Demo Anti Lockdown di Lebanon, Polisi Bentrok dengan Massa Aksi
Berita Baru, Internasional – Pada hari Rabu (27/1), para pengunjuk rasa di kota Tripoli, Lebanon, bentrok dengan polisi usai melakukan aksi unjuk rasa menentang penguncian wilayah.
Seperti dilansir dari Sputnik News, Kamis (28/1), polisi anti huru hara dan unit militer dikerahkan dengan cepat, meluncurkan tembakan gas air mata, meriam air, dan peluru karet.

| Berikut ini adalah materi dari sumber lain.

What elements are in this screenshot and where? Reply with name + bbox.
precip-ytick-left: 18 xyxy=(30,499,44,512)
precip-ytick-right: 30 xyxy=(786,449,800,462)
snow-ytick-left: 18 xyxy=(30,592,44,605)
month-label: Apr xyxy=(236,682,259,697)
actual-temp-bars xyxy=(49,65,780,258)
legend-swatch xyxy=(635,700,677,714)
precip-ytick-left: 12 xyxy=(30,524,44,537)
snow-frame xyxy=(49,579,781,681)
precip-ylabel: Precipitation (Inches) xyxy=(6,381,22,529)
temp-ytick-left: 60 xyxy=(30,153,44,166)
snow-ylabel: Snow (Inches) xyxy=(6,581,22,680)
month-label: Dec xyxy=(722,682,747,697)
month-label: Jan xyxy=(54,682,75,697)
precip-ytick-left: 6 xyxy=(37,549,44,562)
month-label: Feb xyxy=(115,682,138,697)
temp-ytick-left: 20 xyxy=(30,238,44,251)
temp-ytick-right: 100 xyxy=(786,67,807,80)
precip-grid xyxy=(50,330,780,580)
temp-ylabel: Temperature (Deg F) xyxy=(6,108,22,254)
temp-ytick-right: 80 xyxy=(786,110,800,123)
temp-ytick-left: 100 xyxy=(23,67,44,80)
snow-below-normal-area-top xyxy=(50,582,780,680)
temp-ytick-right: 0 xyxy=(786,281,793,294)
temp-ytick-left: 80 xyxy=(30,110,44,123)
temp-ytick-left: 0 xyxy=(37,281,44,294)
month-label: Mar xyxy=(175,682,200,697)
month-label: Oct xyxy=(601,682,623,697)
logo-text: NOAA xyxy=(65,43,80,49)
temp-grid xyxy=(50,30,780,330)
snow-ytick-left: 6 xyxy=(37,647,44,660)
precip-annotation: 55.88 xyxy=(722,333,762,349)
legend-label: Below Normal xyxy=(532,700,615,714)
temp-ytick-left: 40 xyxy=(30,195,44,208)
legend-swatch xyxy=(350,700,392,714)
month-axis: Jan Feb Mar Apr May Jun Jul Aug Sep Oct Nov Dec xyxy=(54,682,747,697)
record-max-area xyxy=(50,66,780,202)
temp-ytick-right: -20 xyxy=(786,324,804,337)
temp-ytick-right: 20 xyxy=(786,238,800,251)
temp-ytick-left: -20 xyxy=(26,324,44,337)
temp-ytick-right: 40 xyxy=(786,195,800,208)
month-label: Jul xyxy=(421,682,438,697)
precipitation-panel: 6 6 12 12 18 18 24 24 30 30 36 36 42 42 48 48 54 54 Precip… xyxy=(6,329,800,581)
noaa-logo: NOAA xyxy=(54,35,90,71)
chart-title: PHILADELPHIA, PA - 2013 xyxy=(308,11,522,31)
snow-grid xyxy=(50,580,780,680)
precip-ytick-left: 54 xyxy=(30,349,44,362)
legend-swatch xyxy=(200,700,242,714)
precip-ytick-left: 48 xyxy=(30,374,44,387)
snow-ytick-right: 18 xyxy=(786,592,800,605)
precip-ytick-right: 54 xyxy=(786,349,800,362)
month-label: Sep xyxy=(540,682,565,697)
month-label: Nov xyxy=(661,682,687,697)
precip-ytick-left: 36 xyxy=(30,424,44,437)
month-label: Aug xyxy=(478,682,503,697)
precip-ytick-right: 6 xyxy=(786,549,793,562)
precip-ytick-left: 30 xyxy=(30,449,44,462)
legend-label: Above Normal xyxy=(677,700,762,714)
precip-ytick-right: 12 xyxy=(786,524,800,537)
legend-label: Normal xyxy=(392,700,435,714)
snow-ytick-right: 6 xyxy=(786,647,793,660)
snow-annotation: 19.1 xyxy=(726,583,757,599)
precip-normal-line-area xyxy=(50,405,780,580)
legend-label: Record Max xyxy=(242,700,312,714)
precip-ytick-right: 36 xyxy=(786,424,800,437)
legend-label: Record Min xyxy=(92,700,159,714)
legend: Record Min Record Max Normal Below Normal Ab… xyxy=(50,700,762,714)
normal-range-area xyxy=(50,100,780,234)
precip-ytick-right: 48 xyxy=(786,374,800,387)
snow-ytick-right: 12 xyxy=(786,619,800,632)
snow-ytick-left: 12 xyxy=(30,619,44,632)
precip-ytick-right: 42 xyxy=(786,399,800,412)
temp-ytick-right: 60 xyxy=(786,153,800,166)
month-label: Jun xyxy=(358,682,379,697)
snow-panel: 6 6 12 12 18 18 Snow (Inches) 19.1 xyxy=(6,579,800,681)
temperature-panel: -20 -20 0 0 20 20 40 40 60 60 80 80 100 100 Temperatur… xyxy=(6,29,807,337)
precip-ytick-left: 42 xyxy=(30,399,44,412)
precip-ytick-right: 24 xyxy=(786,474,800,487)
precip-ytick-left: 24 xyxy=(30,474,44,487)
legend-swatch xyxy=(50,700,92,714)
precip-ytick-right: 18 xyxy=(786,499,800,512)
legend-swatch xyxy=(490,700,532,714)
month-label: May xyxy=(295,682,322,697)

Tercatat sebagai kota termiskin, warga Tripoli berbondong-bondong turun ke jalan untuk memprotes krisis ekonomi dan lockdown wilayah akibat virus Corona. Mereka mengaku hal tersebut cukup berdampak pada mata pencaharian mereka.
Menurut pernyataan dari Pasukan Keamanan Dalam Negeri Lebanon, 9 petugas penegak hukum terluka setelah para demonstran melemparkan granat tempur ke arah mereka, dengan satu orang terluka parah.
Palang Merah Lebanon mengatakan di Twitter bahwa pihaknya telah merawat 67 orang di tempat kejadian dan membawa 35 orang ke rumah sakit setempat.
“35 orang terluka telah dipindahkan ke rumah sakit di daerah itu sampai sekarang, dan 67 orang terluka telah dirawat di tempat kejadian.”
Para pengunjuk rasa berusaha memblokade jalan-jalan raya utama di kota dengan membakar ban dan wadah sampah, tetapi upaya tersebut dibatalkan oleh militer.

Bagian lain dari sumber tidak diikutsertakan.